A “Agenda Marielle Franco“, feita em um conjunto de pautas e práticas antirracistas, antiLGBTfóbicas, feministas e populares, assinada por mais de 80 parlamentares eleitas em todas as regiões do país, tem sido um dos motivos de orgulho da irmã. “Ter feito a agenda em 2020 e ver todos os desafios que as mulheres estão enfrentando pra implementar nas casas legislativas, mas que ainda assim, tendo êxito, foi muito gratificante”.
O projeto tem acentuado um dos grandes sonhos políticos de Anielle. “Ter esse documento com todo o trabalho da Mari, tudo que ela fez em um ano e pouco de mandata, me deu a maior certeza de que a gente vai ainda ter casas lotadas de mulheres negras. E ainda quero ver isso acontecer: eleger uma mulher negra presidente do Brasil. Não sei como a gente vai conseguir, nem quando, mas tenho esperança de que isso aconteça, e se tiver que ser a partir da agenda, do fortalecimento do instituto, de mulheres lideranças, será. Vamos fazer o nosso melhor”.
Anielle se emociona ao pensar em tudo o que aconteceu desde o assassinato de Marielle, há quatro anos, e a luta pela justiça e pelo fim da violência política. “Eu jamais na minha vida imaginaria que iria perder a minha irmã, colocar esse instituto de pé, ter um papel fundamental na vida dessas mulheres e agora também enquanto liderança negra, acompanhar o trabalho de todas elas de perto”.
E complementa: “Acompanhar o trabalho de manter esse legado através delas, parcerias, projetos, trabalhos incríveis, tem sido desafiador, mas também acalentador porque o legado da Mari é plural, é um legado que não está somente na política institucional, a gente vai ver e sentir por muitos e muitos anos ainda. Por mais que me doa essa saudade, por mais que doa estar a frente do instituto, a gente sabe da importância de estar junto com essas mulheres diversas espalhadas pelo Brasil e pelo mundo afora, gritando que o legado da Marielle vive!”.

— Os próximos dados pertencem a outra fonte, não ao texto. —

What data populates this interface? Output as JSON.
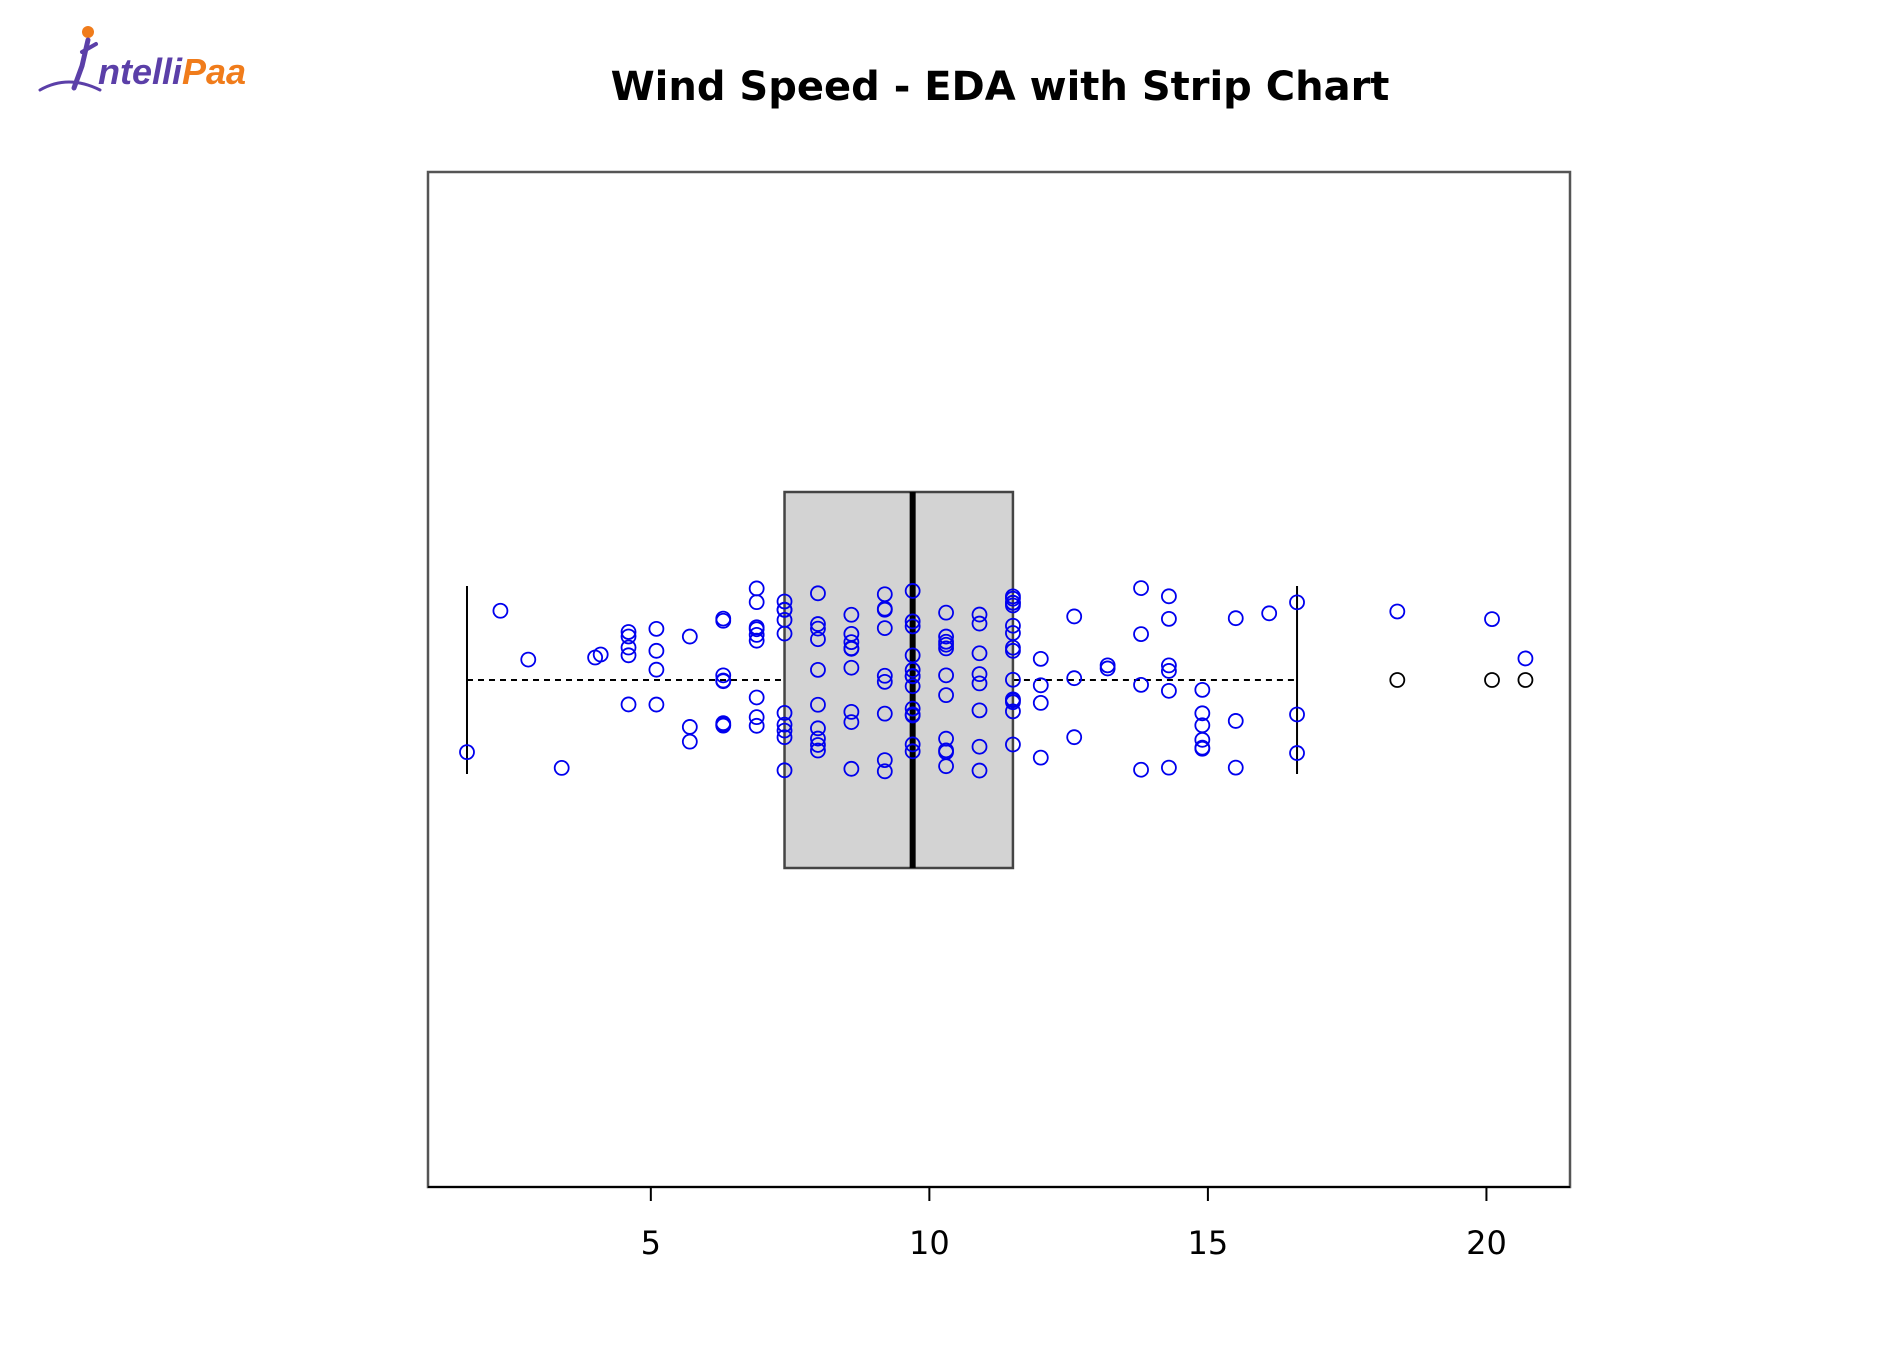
{
  "logo": {
    "text_dark": "ntelli",
    "text_orange": "Paa",
    "initial": "I",
    "colors": {
      "purple": "#5b3fa8",
      "orange": "#f07c1b"
    }
  },
  "chart_data": {
    "type": "boxplot",
    "orientation": "horizontal",
    "title": "Wind Speed - EDA with Strip Chart",
    "xlabel": "",
    "ylabel": "",
    "xlim": [
      1.0,
      21.5
    ],
    "x_ticks": [
      5,
      10,
      15,
      20
    ],
    "x_tick_labels": [
      "5",
      "10",
      "15",
      "20"
    ],
    "grid": false,
    "box": {
      "whisker_low": 1.7,
      "q1": 7.4,
      "median": 9.7,
      "q3": 11.5,
      "whisker_high": 16.6,
      "outliers": [
        18.4,
        20.1,
        20.7
      ],
      "fill_color": "#d3d3d3",
      "border_color": "#444444"
    },
    "strip": {
      "marker": "open-circle",
      "color": "#0000ee",
      "values": [
        1.7,
        2.3,
        2.8,
        3.4,
        4.0,
        4.1,
        4.6,
        4.6,
        4.6,
        4.6,
        4.6,
        5.1,
        5.1,
        5.1,
        5.1,
        5.7,
        5.7,
        5.7,
        6.3,
        6.3,
        6.3,
        6.3,
        6.3,
        6.3,
        6.3,
        6.3,
        6.9,
        6.9,
        6.9,
        6.9,
        6.9,
        6.9,
        6.9,
        6.9,
        6.9,
        7.4,
        7.4,
        7.4,
        7.4,
        7.4,
        7.4,
        7.4,
        7.4,
        7.4,
        7.4,
        8.0,
        8.0,
        8.0,
        8.0,
        8.0,
        8.0,
        8.0,
        8.0,
        8.0,
        8.0,
        8.6,
        8.6,
        8.6,
        8.6,
        8.6,
        8.6,
        8.6,
        8.6,
        8.6,
        9.2,
        9.2,
        9.2,
        9.2,
        9.2,
        9.2,
        9.2,
        9.2,
        9.2,
        9.7,
        9.7,
        9.7,
        9.7,
        9.7,
        9.7,
        9.7,
        9.7,
        9.7,
        9.7,
        9.7,
        9.7,
        9.7,
        10.3,
        10.3,
        10.3,
        10.3,
        10.3,
        10.3,
        10.3,
        10.3,
        10.3,
        10.3,
        10.3,
        10.9,
        10.9,
        10.9,
        10.9,
        10.9,
        10.9,
        10.9,
        10.9,
        11.5,
        11.5,
        11.5,
        11.5,
        11.5,
        11.5,
        11.5,
        11.5,
        11.5,
        11.5,
        11.5,
        11.5,
        11.5,
        11.5,
        11.5,
        12.0,
        12.0,
        12.0,
        12.0,
        12.6,
        12.6,
        12.6,
        13.2,
        13.2,
        13.8,
        13.8,
        13.8,
        13.8,
        14.3,
        14.3,
        14.3,
        14.3,
        14.3,
        14.3,
        14.9,
        14.9,
        14.9,
        14.9,
        14.9,
        14.9,
        15.5,
        15.5,
        15.5,
        16.1,
        16.6,
        16.6,
        16.6,
        18.4,
        20.1,
        20.7
      ]
    }
  }
}
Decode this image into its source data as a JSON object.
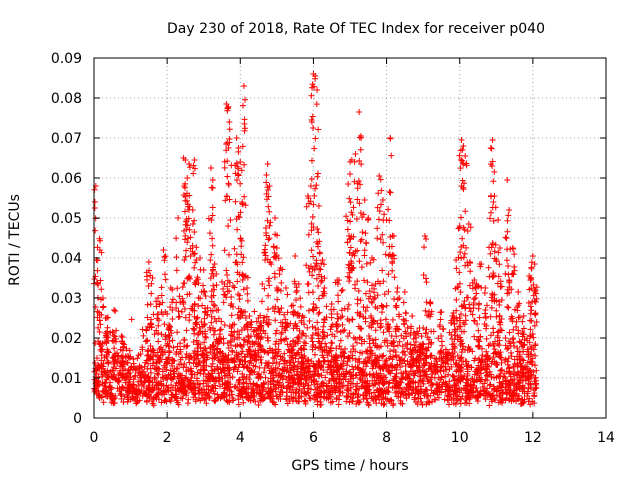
{
  "chart_data": {
    "type": "scatter",
    "title": "Day 230 of 2018, Rate Of TEC Index for receiver p040",
    "xlabel": "GPS time / hours",
    "ylabel": "ROTI / TECUs",
    "xlim": [
      0,
      14
    ],
    "ylim": [
      0,
      0.09
    ],
    "xticks": [
      0,
      2,
      4,
      6,
      8,
      10,
      12,
      14
    ],
    "xtick_labels": [
      "0",
      "2",
      "4",
      "6",
      "8",
      "10",
      "12",
      "14"
    ],
    "yticks": [
      0,
      0.01,
      0.02,
      0.03,
      0.04,
      0.05,
      0.06,
      0.07,
      0.08,
      0.09
    ],
    "ytick_labels": [
      "0",
      "0.01",
      "0.02",
      "0.03",
      "0.04",
      "0.05",
      "0.06",
      "0.07",
      "0.08",
      "0.09"
    ],
    "grid": true,
    "marker": "+",
    "color": "#ff0000",
    "x_range_of_data": [
      0,
      12.1
    ],
    "baseline_band": [
      0.005,
      0.016
    ],
    "series": [
      {
        "name": "ROTI",
        "points": [
          [
            0.05,
            0.058
          ],
          [
            0.15,
            0.0448
          ],
          [
            0.2,
            0.0322
          ],
          [
            0.35,
            0.025
          ],
          [
            0.55,
            0.027
          ],
          [
            0.75,
            0.0205
          ],
          [
            1.5,
            0.039
          ],
          [
            1.6,
            0.035
          ],
          [
            1.75,
            0.03
          ],
          [
            1.9,
            0.042
          ],
          [
            2.0,
            0.026
          ],
          [
            2.1,
            0.0325
          ],
          [
            2.3,
            0.05
          ],
          [
            2.45,
            0.065
          ],
          [
            2.5,
            0.0645
          ],
          [
            2.55,
            0.06
          ],
          [
            2.6,
            0.0635
          ],
          [
            2.7,
            0.052
          ],
          [
            2.75,
            0.0645
          ],
          [
            2.8,
            0.0395
          ],
          [
            2.9,
            0.04
          ],
          [
            3.0,
            0.037
          ],
          [
            3.05,
            0.0305
          ],
          [
            3.2,
            0.0625
          ],
          [
            3.25,
            0.0595
          ],
          [
            3.3,
            0.0385
          ],
          [
            3.4,
            0.027
          ],
          [
            3.5,
            0.034
          ],
          [
            3.62,
            0.0785
          ],
          [
            3.66,
            0.0775
          ],
          [
            3.7,
            0.074
          ],
          [
            3.8,
            0.033
          ],
          [
            3.9,
            0.07
          ],
          [
            3.95,
            0.0675
          ],
          [
            4.0,
            0.064
          ],
          [
            4.05,
            0.054
          ],
          [
            4.1,
            0.083
          ],
          [
            4.15,
            0.0355
          ],
          [
            4.25,
            0.0255
          ],
          [
            4.4,
            0.022
          ],
          [
            4.5,
            0.025
          ],
          [
            4.6,
            0.0335
          ],
          [
            4.7,
            0.0475
          ],
          [
            4.75,
            0.0635
          ],
          [
            4.8,
            0.058
          ],
          [
            4.95,
            0.05
          ],
          [
            5.0,
            0.0425
          ],
          [
            5.1,
            0.0375
          ],
          [
            5.25,
            0.0325
          ],
          [
            5.4,
            0.028
          ],
          [
            5.5,
            0.0405
          ],
          [
            5.6,
            0.0335
          ],
          [
            5.7,
            0.0255
          ],
          [
            5.85,
            0.0555
          ],
          [
            5.95,
            0.0745
          ],
          [
            6.0,
            0.086
          ],
          [
            6.05,
            0.0855
          ],
          [
            6.1,
            0.082
          ],
          [
            6.15,
            0.053
          ],
          [
            6.25,
            0.0395
          ],
          [
            6.3,
            0.0325
          ],
          [
            6.5,
            0.0285
          ],
          [
            6.65,
            0.0345
          ],
          [
            6.8,
            0.032
          ],
          [
            6.95,
            0.0585
          ],
          [
            7.0,
            0.061
          ],
          [
            7.05,
            0.0645
          ],
          [
            7.15,
            0.066
          ],
          [
            7.25,
            0.0765
          ],
          [
            7.3,
            0.0705
          ],
          [
            7.4,
            0.0545
          ],
          [
            7.5,
            0.05
          ],
          [
            7.6,
            0.04
          ],
          [
            7.7,
            0.0335
          ],
          [
            7.8,
            0.0605
          ],
          [
            7.9,
            0.0545
          ],
          [
            8.0,
            0.0495
          ],
          [
            8.1,
            0.07
          ],
          [
            8.2,
            0.0455
          ],
          [
            8.3,
            0.0325
          ],
          [
            8.5,
            0.0315
          ],
          [
            8.7,
            0.0255
          ],
          [
            8.9,
            0.0225
          ],
          [
            9.05,
            0.0455
          ],
          [
            9.2,
            0.029
          ],
          [
            9.5,
            0.0265
          ],
          [
            9.8,
            0.0255
          ],
          [
            9.9,
            0.0395
          ],
          [
            10.0,
            0.048
          ],
          [
            10.05,
            0.0695
          ],
          [
            10.1,
            0.068
          ],
          [
            10.15,
            0.0655
          ],
          [
            10.25,
            0.0485
          ],
          [
            10.4,
            0.0345
          ],
          [
            10.55,
            0.0385
          ],
          [
            10.7,
            0.0325
          ],
          [
            10.85,
            0.0675
          ],
          [
            10.9,
            0.0695
          ],
          [
            10.95,
            0.0555
          ],
          [
            11.05,
            0.0495
          ],
          [
            11.1,
            0.0425
          ],
          [
            11.3,
            0.0595
          ],
          [
            11.35,
            0.052
          ],
          [
            11.45,
            0.0425
          ],
          [
            11.6,
            0.0315
          ],
          [
            11.75,
            0.0255
          ],
          [
            11.9,
            0.0355
          ],
          [
            12.0,
            0.0405
          ],
          [
            12.05,
            0.0385
          ]
        ]
      }
    ]
  }
}
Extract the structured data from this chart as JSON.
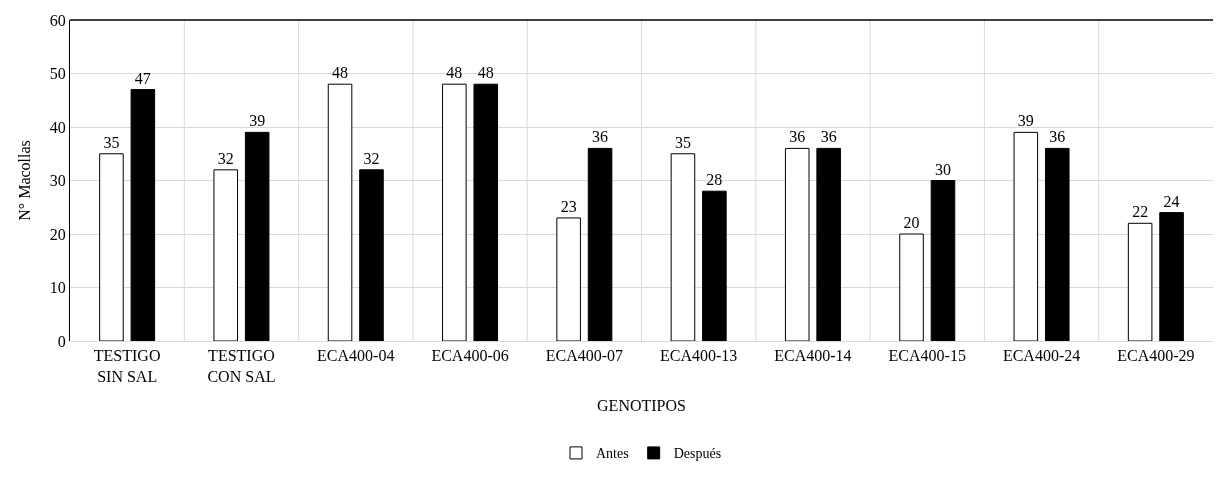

“O efeito das mulheres negras que tem levado esse legado de Marielle tem sido visivelmente positivo e com novidades para este mês de Julho das Pretas. “Com ‘A Voz da Marielle‘, vai ser um acervo onde você vai passar o telefone por cima da imagem e poder abrir um discurso da Mari, bem no âmbito virtual. E no dia 27 de julho, a gente vai lançar a estátua Marielle Franco, no Buraco do Lume (RJ). Tanto a estátua, quanto A Voz, a gente vai ter um anúncio em breve nas redes”, finaliza.